At issue here is this: Should global free trade be allowed to flourish unrestrained by remedies such as anti-dumping measures?
A former top official of the World Bank doesn’t think so: “The most appealing option is to get rid of anti-dumping laws and to put nothing in their place. Then all of the evils of such policy – its power politics, its bad economics, and its corrupted law – would be eliminated.”
In fact, anti-dumping laws are essential to the continued growth of domestic industries.
It is true that those who fail to learn from history are condemned to repeat it, as we’ve learned from wise counsel.
In the late 1800s, for instance, Britain accounted for more than the world’s manufacturing output than any other country.
Its domestic industries had the lowest production costs, most advanced manufacturing capabilities, and the dominant position of its shipping and banking industries in world commerce.
But the British government decided against imposing tariffs on dumped imports from other economic powers during that period, led by the United States and Germany.
On the contrary, both the U.S. and Germany imposed tariffs on dumped imports to support their domestic industries; this allowed them to foster an environment of higher and continued levels of capital investments to improve production technologies which in the end lowered costs, increased output and efficiencies, and enhanced the overall global competitiveness of their locally manufactured goods in both domestic and foreign markets.

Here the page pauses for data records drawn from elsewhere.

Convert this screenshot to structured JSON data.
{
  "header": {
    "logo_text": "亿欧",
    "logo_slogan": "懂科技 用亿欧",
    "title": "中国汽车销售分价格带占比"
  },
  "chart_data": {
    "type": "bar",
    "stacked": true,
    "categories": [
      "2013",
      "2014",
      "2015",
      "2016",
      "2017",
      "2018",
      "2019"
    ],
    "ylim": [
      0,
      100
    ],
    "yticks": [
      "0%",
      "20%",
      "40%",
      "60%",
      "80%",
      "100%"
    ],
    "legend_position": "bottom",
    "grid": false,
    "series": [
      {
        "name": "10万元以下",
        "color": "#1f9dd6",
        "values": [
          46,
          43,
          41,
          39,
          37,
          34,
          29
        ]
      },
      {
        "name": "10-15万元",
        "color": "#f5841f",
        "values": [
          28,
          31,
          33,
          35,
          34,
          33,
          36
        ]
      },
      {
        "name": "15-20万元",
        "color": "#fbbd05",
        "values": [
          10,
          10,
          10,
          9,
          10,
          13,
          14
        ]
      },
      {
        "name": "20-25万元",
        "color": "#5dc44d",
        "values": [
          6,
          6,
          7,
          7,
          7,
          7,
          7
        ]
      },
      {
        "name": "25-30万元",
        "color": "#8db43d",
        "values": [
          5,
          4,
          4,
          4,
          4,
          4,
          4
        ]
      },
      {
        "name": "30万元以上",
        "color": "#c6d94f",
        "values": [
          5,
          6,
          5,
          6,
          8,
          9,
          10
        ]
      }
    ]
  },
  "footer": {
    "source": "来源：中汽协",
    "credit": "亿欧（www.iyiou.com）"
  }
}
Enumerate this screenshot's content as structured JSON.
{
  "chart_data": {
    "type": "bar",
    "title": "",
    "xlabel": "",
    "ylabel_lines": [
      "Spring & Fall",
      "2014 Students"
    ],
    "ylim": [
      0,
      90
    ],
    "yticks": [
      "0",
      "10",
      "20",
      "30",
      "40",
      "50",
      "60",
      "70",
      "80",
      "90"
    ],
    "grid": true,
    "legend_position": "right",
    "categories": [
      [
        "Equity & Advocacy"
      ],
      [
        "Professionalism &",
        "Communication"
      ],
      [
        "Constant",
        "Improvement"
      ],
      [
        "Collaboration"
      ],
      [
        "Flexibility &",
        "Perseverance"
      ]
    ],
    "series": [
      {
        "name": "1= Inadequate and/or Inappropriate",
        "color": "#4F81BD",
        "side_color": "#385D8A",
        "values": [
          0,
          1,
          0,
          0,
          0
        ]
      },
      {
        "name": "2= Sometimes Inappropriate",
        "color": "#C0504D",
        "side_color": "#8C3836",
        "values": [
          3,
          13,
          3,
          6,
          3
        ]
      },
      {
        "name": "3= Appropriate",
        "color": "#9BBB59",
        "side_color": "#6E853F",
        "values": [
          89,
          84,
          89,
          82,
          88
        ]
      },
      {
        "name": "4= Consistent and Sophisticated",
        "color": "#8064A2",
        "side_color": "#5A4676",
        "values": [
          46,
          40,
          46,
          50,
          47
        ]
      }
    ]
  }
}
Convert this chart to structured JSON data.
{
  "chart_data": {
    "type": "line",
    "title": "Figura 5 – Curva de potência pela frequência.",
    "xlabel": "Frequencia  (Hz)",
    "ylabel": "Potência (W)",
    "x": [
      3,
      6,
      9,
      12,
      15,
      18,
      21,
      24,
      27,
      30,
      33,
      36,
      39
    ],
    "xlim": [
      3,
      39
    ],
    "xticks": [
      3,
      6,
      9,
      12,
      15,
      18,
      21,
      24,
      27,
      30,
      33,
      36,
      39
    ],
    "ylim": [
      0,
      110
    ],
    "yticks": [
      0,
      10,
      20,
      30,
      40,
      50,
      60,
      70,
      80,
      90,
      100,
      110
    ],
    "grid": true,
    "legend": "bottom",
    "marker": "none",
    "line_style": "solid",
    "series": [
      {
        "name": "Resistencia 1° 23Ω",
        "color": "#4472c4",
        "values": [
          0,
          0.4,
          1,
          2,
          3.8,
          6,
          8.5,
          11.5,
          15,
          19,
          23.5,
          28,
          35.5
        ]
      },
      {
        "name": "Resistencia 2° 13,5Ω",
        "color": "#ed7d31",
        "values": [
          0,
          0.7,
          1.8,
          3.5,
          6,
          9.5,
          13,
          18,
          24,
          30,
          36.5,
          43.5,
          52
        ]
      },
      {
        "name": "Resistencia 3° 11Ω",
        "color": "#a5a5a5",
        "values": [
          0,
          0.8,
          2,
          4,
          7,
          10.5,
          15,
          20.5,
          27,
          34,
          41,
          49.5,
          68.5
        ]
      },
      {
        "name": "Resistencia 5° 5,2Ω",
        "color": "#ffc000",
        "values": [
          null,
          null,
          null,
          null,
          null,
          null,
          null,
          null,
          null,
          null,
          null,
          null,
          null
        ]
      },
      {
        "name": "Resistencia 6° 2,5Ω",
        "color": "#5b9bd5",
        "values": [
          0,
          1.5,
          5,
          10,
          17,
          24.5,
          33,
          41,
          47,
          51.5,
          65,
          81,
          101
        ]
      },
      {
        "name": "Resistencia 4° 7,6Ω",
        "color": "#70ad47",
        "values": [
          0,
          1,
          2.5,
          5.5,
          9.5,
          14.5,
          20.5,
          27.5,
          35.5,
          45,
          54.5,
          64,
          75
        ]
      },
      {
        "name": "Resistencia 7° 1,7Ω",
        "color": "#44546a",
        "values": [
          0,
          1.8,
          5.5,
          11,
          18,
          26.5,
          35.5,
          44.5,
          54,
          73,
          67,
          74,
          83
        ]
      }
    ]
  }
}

By ignoring the pervasive dumping of goods into its shores, Britain’s industrial base, notably in iron, coal, and textile, among others, suffered irreparable damage.
The country was also unable to generate capital to adequately invest in new, upcoming industries such as electrical products, specialty steel, industrial chemicals, and pharmaceuticals.
Thus, it missed out on the so-called “Second Industrial Revolution” that other capitalist countries were able to successfully take part in to propel phenomenal economic growth.
The Philippines should learn lessons from all this and heed the call for protection from dumping sounded by local cement manufacturers.
Our Constitution provides that “the State shall pursue a trade policy that serves the general welfare and utilizes all forms and arrangements of exchange on the basis of equality and reciprocity.”
Moreover, it directs the government to “promote the preferential use of Filipino labor, domestic materials and locally produced goods, and adopt measures that help make them competitive.”
We don’t have to look far to guide us in making the right choices in crafting our economic policies. It’s all there in our fundamental law.